If you are worried about Denial Of Service attacks then you are worried about (1) memory explosion, and (2) long runtime. Long runtime can and should be solved by running a timeout connected to a thread killer, not at the level of the regular expression engine. The memory explosion is more interesting, and here the engine's tradeoffs have something to say: Since I know simple POSIX regular expression matching better, here is an overview of this without subexpression capture: (1) The full DFA may be exponentially large and thus cannot be built ahead of time. (2) Building the DFA in a lazy fashion will cause memory to grow linearly, which will be a problem if left to run too long. (2.1) Pure lazy DFA building won't have a way to determine the currently computed side of the DFA, and is not going to help you. (2.2) Cheating the "pure" with unsafePerformIO might be able to keep a count of the number of computed DFA nodes.

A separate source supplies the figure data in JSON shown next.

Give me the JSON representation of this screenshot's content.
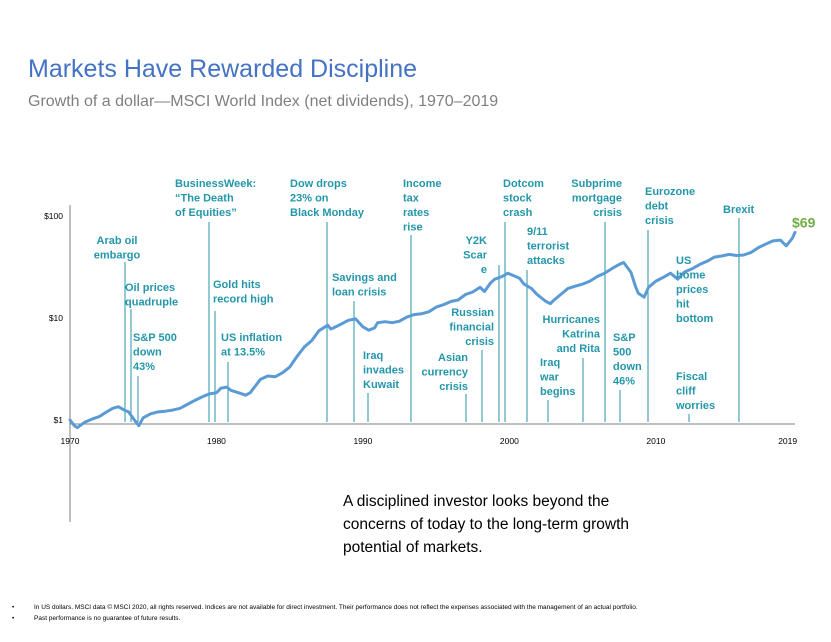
{
  "title": "Markets Have Rewarded Discipline",
  "subtitle": "Growth of a dollar—MSCI World Index (net dividends), 1970–2019",
  "message": "A disciplined investor looks beyond the concerns of today to the long-term growth potential of markets.",
  "footnotes": [
    "In US dollars. MSCI data © MSCI 2020, all rights reserved. Indices are not available for direct investment. Their performance does not reflect the expenses associated with the management of an actual portfolio.",
    "Past performance is no guarantee of future results."
  ],
  "bullet": "•",
  "colors": {
    "title": "#4472c4",
    "line": "#5b9bd5",
    "annotation": "#2496aa",
    "end_label": "#70ad47",
    "axis": "#7f7f7f"
  },
  "chart_data": {
    "type": "line",
    "title": "Growth of a dollar—MSCI World Index (net dividends), 1970–2019",
    "y_scale": "log",
    "ylim": [
      1,
      100
    ],
    "xlim": [
      1970,
      2019.5
    ],
    "x_ticks": [
      "1970",
      "1980",
      "1990",
      "2000",
      "2010",
      "2019"
    ],
    "y_ticks": [
      "$1",
      "$10",
      "$100"
    ],
    "grid": false,
    "end_label": "$69",
    "series": [
      {
        "x": [
          1970.0,
          1970.3,
          1970.5,
          1971.0,
          1971.5,
          1972.0,
          1972.5,
          1972.9,
          1973.3,
          1973.7,
          1974.0,
          1974.4,
          1974.7,
          1975.0,
          1975.5,
          1976.0,
          1976.5,
          1977.0,
          1977.5,
          1978.0,
          1978.5,
          1979.0,
          1979.5,
          1980.0,
          1980.3,
          1980.7,
          1981.0,
          1981.5,
          1982.0,
          1982.3,
          1982.7,
          1983.0,
          1983.5,
          1984.0,
          1984.5,
          1985.0,
          1985.5,
          1986.0,
          1986.5,
          1987.0,
          1987.6,
          1987.8,
          1988.0,
          1988.5,
          1989.0,
          1989.5,
          1990.0,
          1990.4,
          1990.8,
          1991.0,
          1991.5,
          1992.0,
          1992.5,
          1993.0,
          1993.5,
          1994.0,
          1994.5,
          1995.0,
          1995.5,
          1996.0,
          1996.5,
          1997.0,
          1997.5,
          1998.0,
          1998.3,
          1998.7,
          1999.0,
          1999.5,
          1999.9,
          2000.3,
          2000.7,
          2001.0,
          2001.5,
          2001.8,
          2002.0,
          2002.5,
          2002.8,
          2003.0,
          2003.5,
          2004.0,
          2004.5,
          2005.0,
          2005.5,
          2006.0,
          2006.5,
          2007.0,
          2007.5,
          2007.8,
          2008.3,
          2008.6,
          2008.8,
          2009.2,
          2009.5,
          2010.0,
          2010.5,
          2011.0,
          2011.5,
          2011.8,
          2012.0,
          2012.5,
          2013.0,
          2013.5,
          2014.0,
          2014.5,
          2015.0,
          2015.5,
          2016.0,
          2016.5,
          2017.0,
          2017.5,
          2018.0,
          2018.5,
          2018.9,
          2019.3,
          2019.5
        ],
        "values": [
          1.0,
          0.88,
          0.84,
          0.95,
          1.02,
          1.08,
          1.2,
          1.3,
          1.35,
          1.25,
          1.2,
          1.0,
          0.88,
          1.05,
          1.15,
          1.2,
          1.22,
          1.25,
          1.3,
          1.42,
          1.55,
          1.68,
          1.8,
          1.85,
          2.05,
          2.1,
          1.95,
          1.85,
          1.75,
          1.85,
          2.2,
          2.5,
          2.7,
          2.65,
          2.9,
          3.3,
          4.2,
          5.2,
          6.0,
          7.5,
          8.5,
          7.8,
          8.0,
          8.7,
          9.5,
          9.8,
          8.2,
          7.6,
          8.0,
          9.0,
          9.2,
          9.0,
          9.3,
          10.2,
          10.8,
          11.0,
          11.5,
          12.8,
          13.5,
          14.5,
          15.0,
          17.0,
          18.0,
          20.0,
          18.2,
          22.0,
          24.0,
          25.5,
          27.5,
          26.0,
          24.5,
          21.5,
          19.5,
          17.5,
          16.5,
          14.5,
          13.8,
          14.8,
          17.0,
          19.5,
          20.5,
          21.5,
          23.0,
          25.5,
          27.5,
          30.5,
          33.5,
          35.0,
          28.0,
          20.5,
          17.5,
          16.0,
          20.0,
          23.0,
          25.0,
          27.5,
          24.0,
          27.0,
          28.5,
          30.5,
          33.5,
          36.0,
          39.5,
          40.5,
          42.0,
          41.0,
          41.5,
          44.0,
          49.0,
          53.0,
          57.0,
          58.0,
          51.0,
          60.0,
          69.0
        ]
      }
    ],
    "annotations": [
      {
        "year": 1973.9,
        "text": [
          "Arab oil",
          "embargo"
        ]
      },
      {
        "year": 1974.1,
        "text": [
          "Oil prices",
          "quadruple"
        ]
      },
      {
        "year": 1974.6,
        "text": [
          "S&P 500",
          "down",
          "43%"
        ]
      },
      {
        "year": 1979.6,
        "text": [
          "BusinessWeek:",
          "“The Death",
          "of Equities”"
        ]
      },
      {
        "year": 1979.9,
        "text": [
          "Gold hits",
          "record high"
        ]
      },
      {
        "year": 1980.8,
        "text": [
          "US inflation",
          "at 13.5%"
        ]
      },
      {
        "year": 1987.8,
        "text": [
          "Dow drops",
          "23% on",
          "Black Monday"
        ]
      },
      {
        "year": 1989.1,
        "text": [
          "Savings and",
          "loan crisis"
        ]
      },
      {
        "year": 1990.0,
        "text": [
          "Iraq",
          "invades",
          "Kuwait"
        ]
      },
      {
        "year": 1993.0,
        "text": [
          "Income",
          "tax",
          "rates",
          "rise"
        ]
      },
      {
        "year": 1996.7,
        "text": [
          "Asian",
          "currency",
          "crisis"
        ]
      },
      {
        "year": 1997.7,
        "text": [
          "Russian",
          "financial",
          "crisis"
        ]
      },
      {
        "year": 1999.2,
        "text": [
          "Y2K",
          "Scar",
          "e"
        ]
      },
      {
        "year": 1999.1,
        "text": [
          "Dotcom",
          "stock",
          "crash"
        ]
      },
      {
        "year": 2000.6,
        "text": [
          "9/11",
          "terrorist",
          "attacks"
        ]
      },
      {
        "year": 2002.0,
        "text": [
          "Iraq",
          "war",
          "begins"
        ]
      },
      {
        "year": 2004.4,
        "text": [
          "Hurricanes",
          "Katrina",
          "and Rita"
        ]
      },
      {
        "year": 2005.8,
        "text": [
          "Subprime",
          "mortgage",
          "crisis"
        ]
      },
      {
        "year": 2006.6,
        "text": [
          "S&P",
          "500",
          "down",
          "46%"
        ]
      },
      {
        "year": 2008.6,
        "text": [
          "Eurozone",
          "debt",
          "crisis"
        ]
      },
      {
        "year": 2010.4,
        "text": [
          "US",
          "home",
          "prices",
          "hit",
          "bottom"
        ]
      },
      {
        "year": 2011.6,
        "text": [
          "Fiscal",
          "cliff",
          "worries"
        ]
      },
      {
        "year": 2014.7,
        "text": [
          "Brexit"
        ]
      }
    ]
  }
}
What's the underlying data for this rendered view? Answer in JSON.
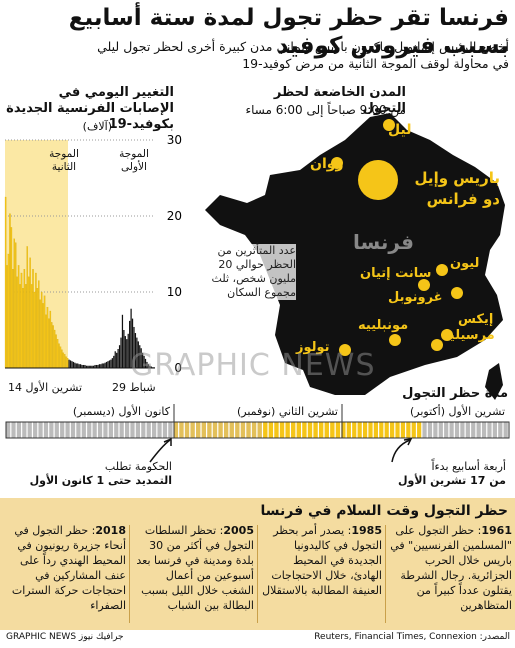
{
  "header": {
    "title": "فرنسا تقر حظر تجول لمدة ستة أسابيع بسبب فيروس كوفيد",
    "subtitle_line1": "أخضع الرئيس إيمانويل ماكرون باريس وثماني مدن كبيرة أخرى لحظر تجول ليلي",
    "subtitle_line2": "في محاولة لوقف الموجة الثانية من مرض كوفيد-19"
  },
  "map": {
    "heading": "المدن الخاضعة لحظر التجول",
    "subheading": "من 9:00 صباحاً إلى 6:00 مساء",
    "country_label": "فرنسا",
    "watermark": "GRAPHIC NEWS",
    "note": "عدد المتأثرين من الحظر حوالي 20 مليون شخص، ثلث مجموع السكان",
    "cities": [
      {
        "name": "ليل",
        "size": "small"
      },
      {
        "name": "روان",
        "size": "small"
      },
      {
        "name": "باريس وإيل دو فرانس",
        "size": "large"
      },
      {
        "name": "ليون",
        "size": "small"
      },
      {
        "name": "سانت إتيان",
        "size": "small"
      },
      {
        "name": "غرونوبل",
        "size": "small"
      },
      {
        "name": "إيكس",
        "size": "small"
      },
      {
        "name": "مرسيليا",
        "size": "small"
      },
      {
        "name": "مونبلييه",
        "size": "small"
      },
      {
        "name": "تولوز",
        "size": "small"
      }
    ],
    "city_color": "#f5c518",
    "land_color": "#111111"
  },
  "chart_data": {
    "type": "bar",
    "title": "التغيير اليومي في الإصابات الفرنسية الجديدة بكوفيد-19",
    "ylabel": "(آلاف)",
    "ylim": [
      0,
      30
    ],
    "yticks": [
      0,
      10,
      20,
      30
    ],
    "x_start_label": "29 شباط",
    "x_end_label": "14 تشرين الأول",
    "wave_labels": [
      "الموجة الأولى",
      "الموجة الثانية"
    ],
    "series": [
      {
        "values": [
          0.1,
          0.1,
          0.2,
          0.3,
          0.5,
          0.8,
          1.2,
          1.6,
          2.0,
          2.6,
          3.0,
          3.5,
          4.0,
          4.6,
          5.4,
          6.5,
          7.8,
          6.2,
          4.5,
          3.8,
          4.2,
          5.0,
          7.0,
          4.0,
          3.0,
          2.5,
          2.0,
          2.2,
          1.6,
          1.3,
          1.1,
          1.0,
          0.9,
          0.8,
          0.7,
          0.6,
          0.6,
          0.5,
          0.5,
          0.4,
          0.4,
          0.4,
          0.3,
          0.3,
          0.3,
          0.3,
          0.3,
          0.3,
          0.4,
          0.4,
          0.4,
          0.5,
          0.5,
          0.6,
          0.6,
          0.7,
          0.8,
          0.9,
          1.0,
          1.1,
          1.3,
          1.5,
          1.8,
          2.0,
          2.4,
          2.8,
          3.2,
          3.8,
          4.4,
          5.0,
          5.6,
          6.0,
          7.5,
          6.5,
          8.0,
          7.0,
          9.5,
          8.5,
          10.0,
          9.0,
          11.5,
          10.5,
          12.5,
          10.0,
          13.0,
          11.0,
          14.5,
          12.0,
          16.0,
          11.0,
          13.0,
          10.5,
          12.5,
          11.0,
          13.5,
          12.0,
          16.5,
          17.0,
          13.0,
          18.5,
          20.3,
          15.0,
          13.5,
          22.5
        ]
      }
    ],
    "bar_color": "#f5c518",
    "highlight_bg": "#f7d65a"
  },
  "timeline": {
    "heading": "مدة حظر التجول",
    "months": [
      "تشرين الأول (أكتوبر)",
      "تشرين الثاني (نوفمبر)",
      "كانون الأول (ديسمبر)"
    ],
    "note_right_line1": "أربعة أسابيع بدءاً",
    "note_right_line2": "من 17 تشرين الأول",
    "note_left_line1": "الحكومة تطلب",
    "note_left_line2": "التمديد حتى 1 كانون الأول",
    "fill_color": "#f5c518"
  },
  "history": {
    "heading": "حظر التجول وقت السلام في فرنسا",
    "bg_color": "#f4dca0",
    "items": [
      {
        "year": "1961",
        "text": "حظر التجول على \"المسلمين الفرنسيين\" في باريس خلال الحرب الجزائرية. رجال الشرطة يقتلون عدداً كبيراً من المتظاهرين"
      },
      {
        "year": "1985",
        "text": "يصدر أمر بحظر التجول في كاليدونيا الجديدة في المحيط الهادئ، خلال الاحتجاجات العنيفة المطالبة بالاستقلال"
      },
      {
        "year": "2005",
        "text": "تحظر السلطات التجول في أكثر من 30 بلدة ومدينة في فرنسا بعد أسبوعين من أعمال الشغب خلال الليل بسبب البطالة بين الشباب"
      },
      {
        "year": "2018",
        "text": "حظر التجول في أنحاء جزيرة ريونيون في المحيط الهندي رداً على عنف المشاركين في احتجاجات حركة السترات الصفراء"
      }
    ]
  },
  "footer": {
    "source": "المصدر: Reuters, Financial Times, Connexion",
    "credit": "GRAPHIC NEWS جرافيك نيوز"
  }
}
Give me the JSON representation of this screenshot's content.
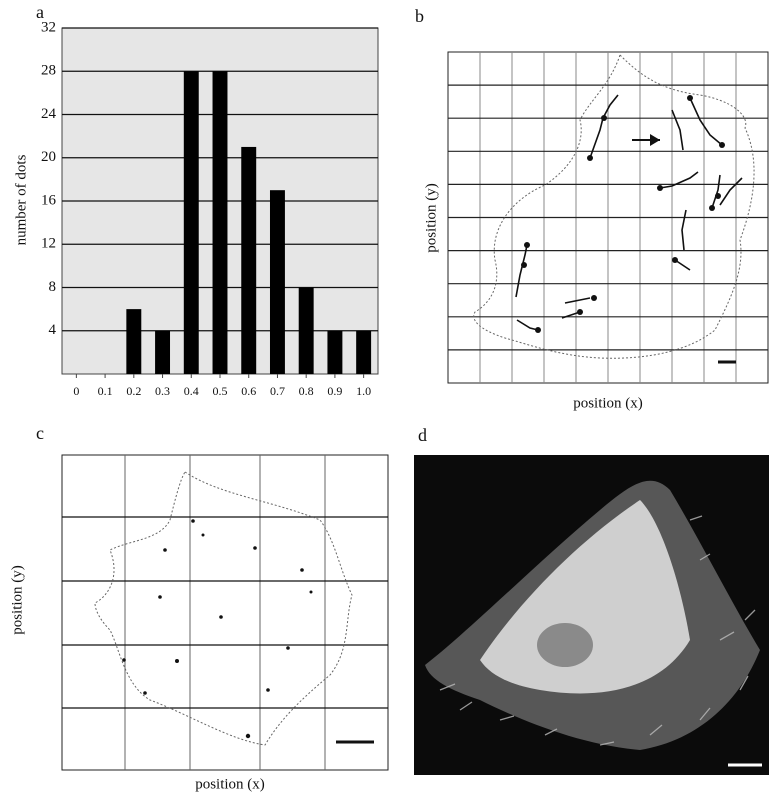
{
  "chart_data": {
    "type": "bar",
    "y_label": "number of dots",
    "categories": [
      "0",
      "0.1",
      "0.2",
      "0.3",
      "0.4",
      "0.5",
      "0.6",
      "0.7",
      "0.8",
      "0.9",
      "1.0"
    ],
    "values": [
      0,
      0,
      6,
      4,
      28,
      28,
      21,
      17,
      8,
      4,
      4
    ],
    "color": "#000000",
    "ylim": [
      0,
      32
    ],
    "yticks": [
      4,
      8,
      12,
      16,
      20,
      24,
      28,
      32
    ],
    "grid": true
  },
  "panels": [
    {
      "letter": "a"
    },
    {
      "letter": "b",
      "x_label": "position (x)",
      "y_label": "position (y)"
    },
    {
      "letter": "c",
      "x_label": "position (x)",
      "y_label": "position (y)"
    },
    {
      "letter": "d"
    }
  ]
}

Good luck with thread safety. (2.3) Making it a stateful expanding DFA would allow you to control and monitor the growing number of DFA states. (2.4) Adjust the stateful DFA to keep a limited cache of computed DFA nodes. (3) Building an NFA from your regular expression can be cheap, but you would have be more clever than expanding "a(b{2,99}c){100}d" to have 100 copies of 99 copies of b. (4) Using an NFA with multiple states (breadth-first) is like the limit of a DFA with only a single computed node at a time. The number of states active in the pure NFA can be easily counted and bounded to keep the system from using too much memory. Without the lazy or stateful caching of DFA states this may be slightly slower, depending on whether the caches states would be re-used heavily or not. If you want POSIX subexpression capture then your memory required go up by a factor that is, worst case, proportional to the regular expression size. This worst case factor for the "a(b{2,99}c){100}d" does have to track 100 copies of 99 copies of the tracking information. ( The size of the NFA can still be clever when adding capture, but the tracked information you now need cannot be so clever ). The Russ Cox engine in re2 uses NFA/DFA techniques to achieve Perl semantics, where it can check the possibilities in parallel. The same problems with exploding DFA size and tracked information may still apply. On 14/09/2011 07:32, Roman Cheplyaka wrote:
* Eugene Kirpichov
[2011-09-14 08:38:10+0400] Hi, I don't see how fallback to NFA simulation is really a failure wrt DoS attacks. It's not exponential in time or memory, just linear memory (in size of regex) instead of constant, and slower than DFA.
Hi Eugene, thanks for pointing that out.
Indeed, I now see that he uses breadth-first rather than depth-first search. Then he has the same problem as I do. I shall study his code more closely.